The second is when you get the author copies of a book through the post, and see the final product of (often) years of hard work in its final, polished form. I think it’s important to remember that within the process of writing a coursebook the author is only really one cog in the wheel. There are teams of editors, designers, photo specialists, researchers and reporters/reviewers (one of the most valuable cogs in the wheel, in my opinion) who all provide an essential part in its production. And seeing it all come to fruition in book form is the culmination of all that.
What qualities should an ELT writer have?
First and foremost, the ability to accept feedback and criticism. As an author (much like a teacher) you put so much of yourself into your work, and when someone sees it and says, ‘Hmm, I don’t think this will work,’ it can sometimes feel like a bit of a blow. But it’s important to maintain your focus on the final goal, knowing that taking on board comments from editors and reporters (who know their learners better than you ever will) will result in a much better product than you alone would ever be able to produce. It’s a kind of synergy, knowing that the end result is greater than the sum of its parts.
Another, vital ability is being able to go down one route writing a particular lesson, having made significant progress with it, then being able to step back, take stock, and realise something isn’t working and start again. It’s really important to be able to look at your work with an outsider’s pair of eyes at this stage and not just plough on. This is difficult – especially when you have a deadline looming.
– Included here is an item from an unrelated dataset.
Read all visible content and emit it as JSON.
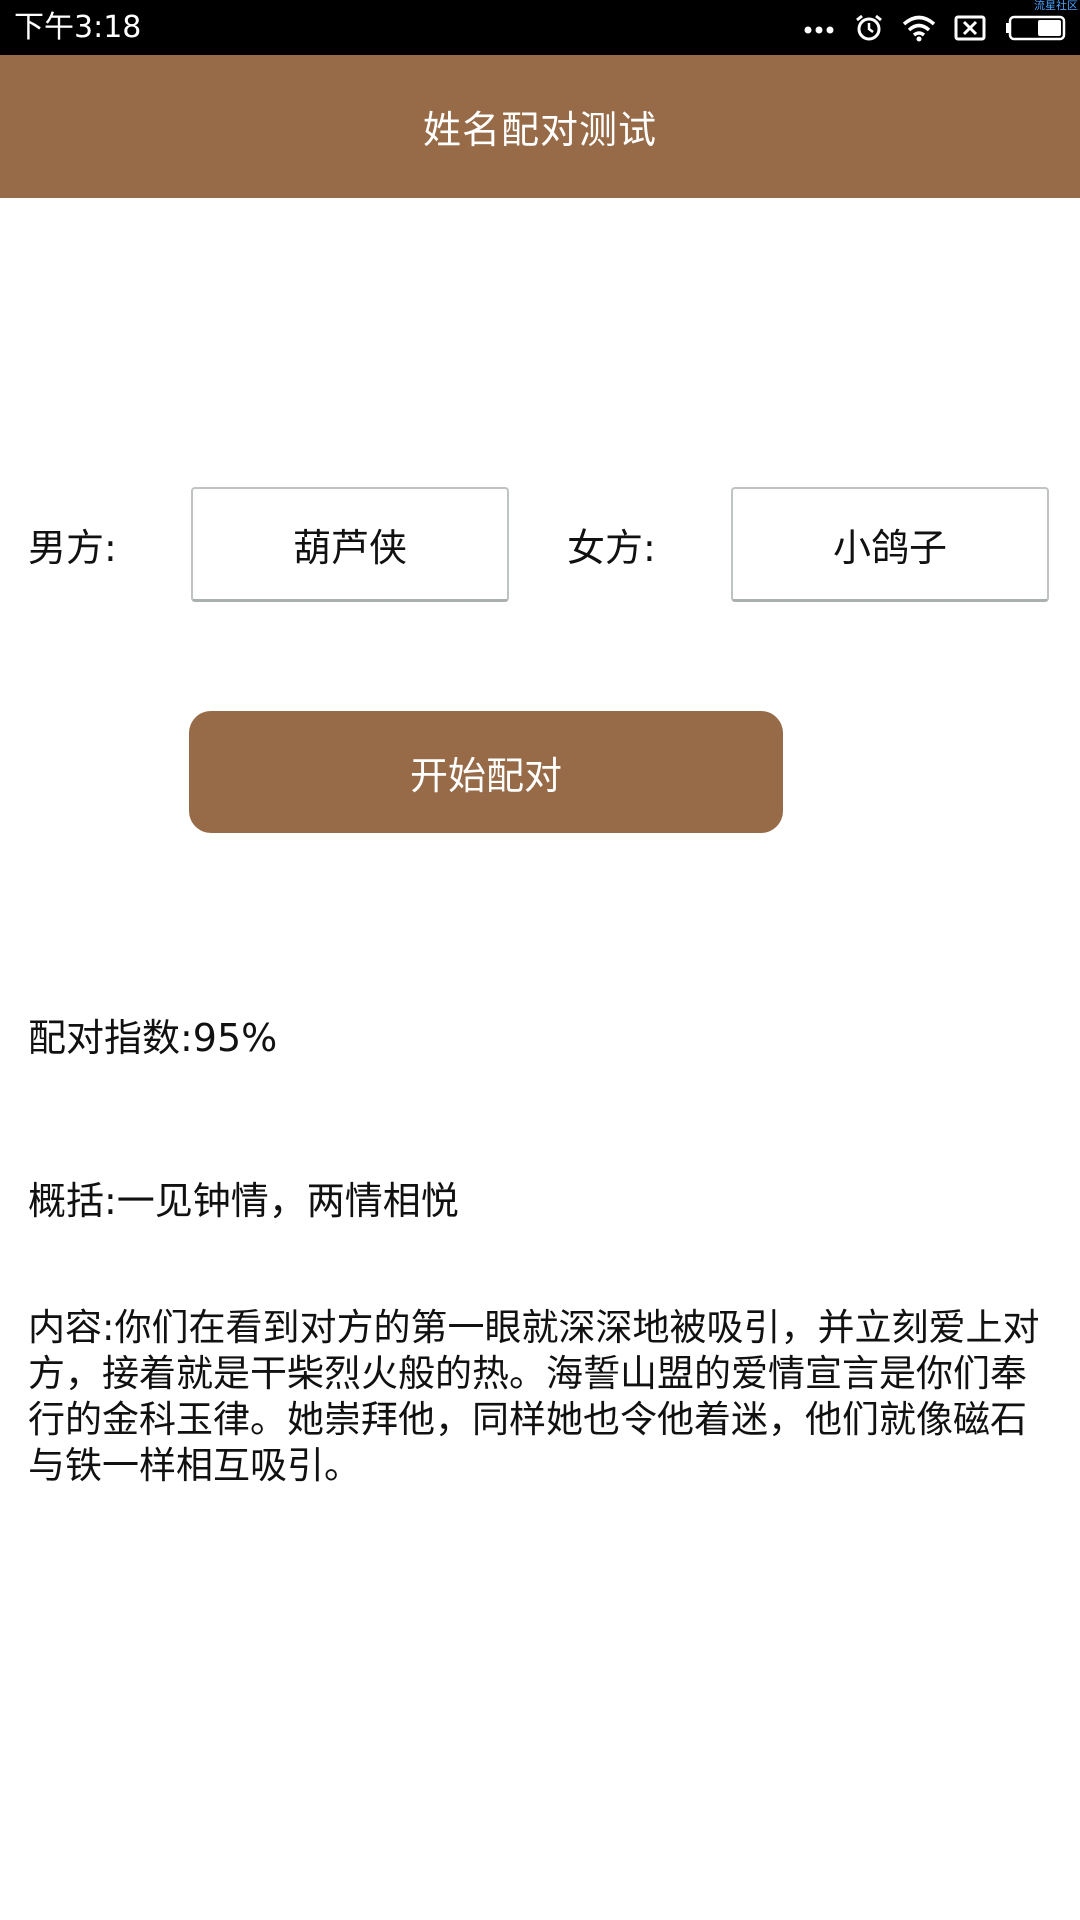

What advice would you give to aspiring ELT writers?
Write. As simple as that. Write for your classes, share your materials with colleagues, online at conferences, etc. And don’t give up. Although publishers these days rarely take on unsolicited proposals, they can still be a way of getting your writing known. I once sent an unsolicited proposal for a teacher training book to a publisher in the early days. It never saw the light of day, but it did show the publisher that I could write, and they then started offering me reporting work, which eventually led to other work. So keep writing.
If you could have any other job, what would it be?
Strange as it sounds, I’d love to be a postman. I love the idea of working outside and walking all day – perhaps it’s because I spend so much of my time cooped up at home on my writing!
This is such an inspiring post – thank you, Damian! I completely agree with your advice for aspiring writers – keep writing everyone!